Leitsatz
1. Sowohl der objektive als auch der subjektive Tatbestand des § 21 Abs. 1 Satz 1 Nr. 1 EStG sind objektbezogen zu prüfen.
2. Ein fortdauernder Veranlassungszusammenhang von (nachträglichen) Schuldzinsen mit früheren Einkünften i.S.d. § 21 EStG ist nicht anzunehmen, wenn der Steuerpflichtige zwar ursprünglich mit Einkünfteerzielungsabsicht gehandelt hat, seine Absicht zu einer (weiteren) Einkünfteerzielung jedoch bereits vor der Veräußerung des Immobilienobjekts aus anderen Gründen weggefallen ist.
Normenkette
§ 21 Abs. 1 Satz 1 Nr. 1 EStG
Sachverhalt
Der Kläger war Eigentümer eines Hauses mit einer Gaststätte und acht Ferienwohnungen, die er zunächst als Einheit vermietete. Nach Beendigung des Mietvertrags baute er die Gaststätte zu einer Wohnung um, die er dauerhaft vergünstigt vermietete. Der Mieter sollte sich auch um die Vermietung der Ferienwohnungen kümmern. Die Einnahmen waren jedoch über Jahre hinweg viel zu gering, um die Kosten zu decken. Das FA nahm deshalb Liebhaberei an und versagte den Abzug der Werbungskostenüberschüsse. Das FG schloss sich dem im Wesentlichen an, ließ aber den Abzug nachträglicher Schuldzinsen zu (FG Düsseldorf, Urteil vom 4.7.2012, 9 K 4673/08 E, Haufe-Index 3458314).
Entscheidung
Der BFH hat das Urteil des FG aufgehoben.
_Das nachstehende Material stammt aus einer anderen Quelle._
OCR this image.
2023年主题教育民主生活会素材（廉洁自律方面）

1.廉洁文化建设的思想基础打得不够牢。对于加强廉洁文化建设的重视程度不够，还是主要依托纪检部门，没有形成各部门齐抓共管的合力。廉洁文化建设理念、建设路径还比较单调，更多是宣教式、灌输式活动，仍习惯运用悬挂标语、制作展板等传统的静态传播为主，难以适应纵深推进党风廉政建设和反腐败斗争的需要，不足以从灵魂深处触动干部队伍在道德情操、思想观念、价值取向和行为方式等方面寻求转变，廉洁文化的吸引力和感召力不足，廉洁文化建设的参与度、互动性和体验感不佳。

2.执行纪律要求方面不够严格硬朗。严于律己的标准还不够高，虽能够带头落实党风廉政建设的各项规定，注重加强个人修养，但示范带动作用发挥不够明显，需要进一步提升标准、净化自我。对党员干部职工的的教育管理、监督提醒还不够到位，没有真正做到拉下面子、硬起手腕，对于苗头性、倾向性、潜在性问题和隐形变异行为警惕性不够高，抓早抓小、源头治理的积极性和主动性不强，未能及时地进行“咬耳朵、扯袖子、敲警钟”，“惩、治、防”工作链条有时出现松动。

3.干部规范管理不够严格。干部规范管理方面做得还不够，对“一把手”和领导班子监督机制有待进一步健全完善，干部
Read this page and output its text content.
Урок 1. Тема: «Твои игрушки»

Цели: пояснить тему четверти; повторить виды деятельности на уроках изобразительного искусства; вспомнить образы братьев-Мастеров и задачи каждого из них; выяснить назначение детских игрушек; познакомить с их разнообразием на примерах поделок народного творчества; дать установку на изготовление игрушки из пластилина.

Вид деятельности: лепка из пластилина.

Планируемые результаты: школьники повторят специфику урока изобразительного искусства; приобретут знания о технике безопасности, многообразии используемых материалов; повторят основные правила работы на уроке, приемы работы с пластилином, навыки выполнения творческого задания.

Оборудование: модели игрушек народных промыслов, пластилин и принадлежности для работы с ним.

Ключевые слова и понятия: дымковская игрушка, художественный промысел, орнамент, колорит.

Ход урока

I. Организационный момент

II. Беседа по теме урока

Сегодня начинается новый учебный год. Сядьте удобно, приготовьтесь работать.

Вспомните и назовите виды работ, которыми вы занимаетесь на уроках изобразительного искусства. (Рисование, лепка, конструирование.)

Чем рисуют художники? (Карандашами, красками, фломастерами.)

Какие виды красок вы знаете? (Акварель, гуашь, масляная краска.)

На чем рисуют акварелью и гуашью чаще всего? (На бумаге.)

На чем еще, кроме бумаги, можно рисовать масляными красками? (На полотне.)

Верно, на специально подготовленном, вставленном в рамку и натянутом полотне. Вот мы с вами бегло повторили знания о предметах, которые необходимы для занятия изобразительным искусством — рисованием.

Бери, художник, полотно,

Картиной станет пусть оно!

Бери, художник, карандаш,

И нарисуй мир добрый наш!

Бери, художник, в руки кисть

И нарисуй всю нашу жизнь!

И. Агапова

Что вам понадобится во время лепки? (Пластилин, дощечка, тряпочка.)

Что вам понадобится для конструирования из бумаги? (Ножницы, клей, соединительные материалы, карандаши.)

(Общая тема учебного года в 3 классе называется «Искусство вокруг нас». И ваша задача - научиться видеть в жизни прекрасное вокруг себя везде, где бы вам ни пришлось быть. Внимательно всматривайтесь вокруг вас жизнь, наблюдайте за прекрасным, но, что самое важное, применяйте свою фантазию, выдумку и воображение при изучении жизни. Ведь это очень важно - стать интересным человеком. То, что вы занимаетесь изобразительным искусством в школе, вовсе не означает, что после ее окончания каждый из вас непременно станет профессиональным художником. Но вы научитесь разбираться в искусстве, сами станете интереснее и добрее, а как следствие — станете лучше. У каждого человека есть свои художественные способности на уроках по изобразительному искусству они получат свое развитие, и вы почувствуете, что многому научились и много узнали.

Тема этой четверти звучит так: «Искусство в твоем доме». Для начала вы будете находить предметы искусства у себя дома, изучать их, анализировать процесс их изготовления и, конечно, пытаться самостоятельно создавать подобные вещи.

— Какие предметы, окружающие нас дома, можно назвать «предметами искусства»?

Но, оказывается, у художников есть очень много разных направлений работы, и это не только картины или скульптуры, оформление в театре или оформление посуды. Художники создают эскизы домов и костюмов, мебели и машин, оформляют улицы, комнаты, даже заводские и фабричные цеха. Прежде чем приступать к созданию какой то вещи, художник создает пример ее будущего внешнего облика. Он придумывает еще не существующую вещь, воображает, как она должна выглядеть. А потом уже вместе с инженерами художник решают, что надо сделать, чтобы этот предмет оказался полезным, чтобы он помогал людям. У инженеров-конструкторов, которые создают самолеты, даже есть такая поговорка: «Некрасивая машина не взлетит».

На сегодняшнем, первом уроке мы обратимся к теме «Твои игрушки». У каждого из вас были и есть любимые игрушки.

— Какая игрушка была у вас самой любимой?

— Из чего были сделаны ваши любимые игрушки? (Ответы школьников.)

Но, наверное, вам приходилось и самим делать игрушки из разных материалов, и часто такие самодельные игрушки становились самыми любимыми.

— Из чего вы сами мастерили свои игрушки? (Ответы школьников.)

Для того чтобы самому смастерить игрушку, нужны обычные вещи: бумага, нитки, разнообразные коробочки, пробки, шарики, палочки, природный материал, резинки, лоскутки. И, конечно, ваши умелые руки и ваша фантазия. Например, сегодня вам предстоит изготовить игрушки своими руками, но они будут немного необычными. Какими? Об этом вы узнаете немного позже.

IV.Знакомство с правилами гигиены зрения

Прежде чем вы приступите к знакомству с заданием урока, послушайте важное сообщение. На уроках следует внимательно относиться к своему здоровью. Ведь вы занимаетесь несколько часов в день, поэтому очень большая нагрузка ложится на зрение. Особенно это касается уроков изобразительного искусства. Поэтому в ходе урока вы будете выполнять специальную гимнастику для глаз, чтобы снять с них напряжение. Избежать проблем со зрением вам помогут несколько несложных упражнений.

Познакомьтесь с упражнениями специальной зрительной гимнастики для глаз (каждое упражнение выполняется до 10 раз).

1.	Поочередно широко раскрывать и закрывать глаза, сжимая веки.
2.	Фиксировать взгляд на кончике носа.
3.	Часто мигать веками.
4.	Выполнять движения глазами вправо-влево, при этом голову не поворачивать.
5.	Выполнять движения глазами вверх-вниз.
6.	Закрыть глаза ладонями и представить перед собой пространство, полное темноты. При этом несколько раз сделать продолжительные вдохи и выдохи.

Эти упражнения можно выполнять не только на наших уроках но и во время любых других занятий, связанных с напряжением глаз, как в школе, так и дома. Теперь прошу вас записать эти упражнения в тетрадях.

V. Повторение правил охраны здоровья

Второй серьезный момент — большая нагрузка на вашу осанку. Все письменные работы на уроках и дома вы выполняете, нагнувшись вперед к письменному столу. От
Das FG wird nun objektbezogen prüfen, ob der Vermietungstatbestand erfüllt ist (umgebaute Gaststätte) oder ob die Vermietungsabsicht für einzelne Wohnungen fortbestand oder neu begründet worden ist. Soweit das der Fall ist, muss es – ebenfalls objektbezogen – die Einkünfteerzielungsabsicht feststellen. Soweit diese zu verneinen ist, kommt der Abzug nachträglicher Schuldzinsen nicht in Betracht.
Hinweis
Das Besprechungsurteil enthält vor allem Klarstellungen, zeigt aber auch, dass noch nicht jeder die Dogmatik des Vermietungstatbestands verinnerlicht hat.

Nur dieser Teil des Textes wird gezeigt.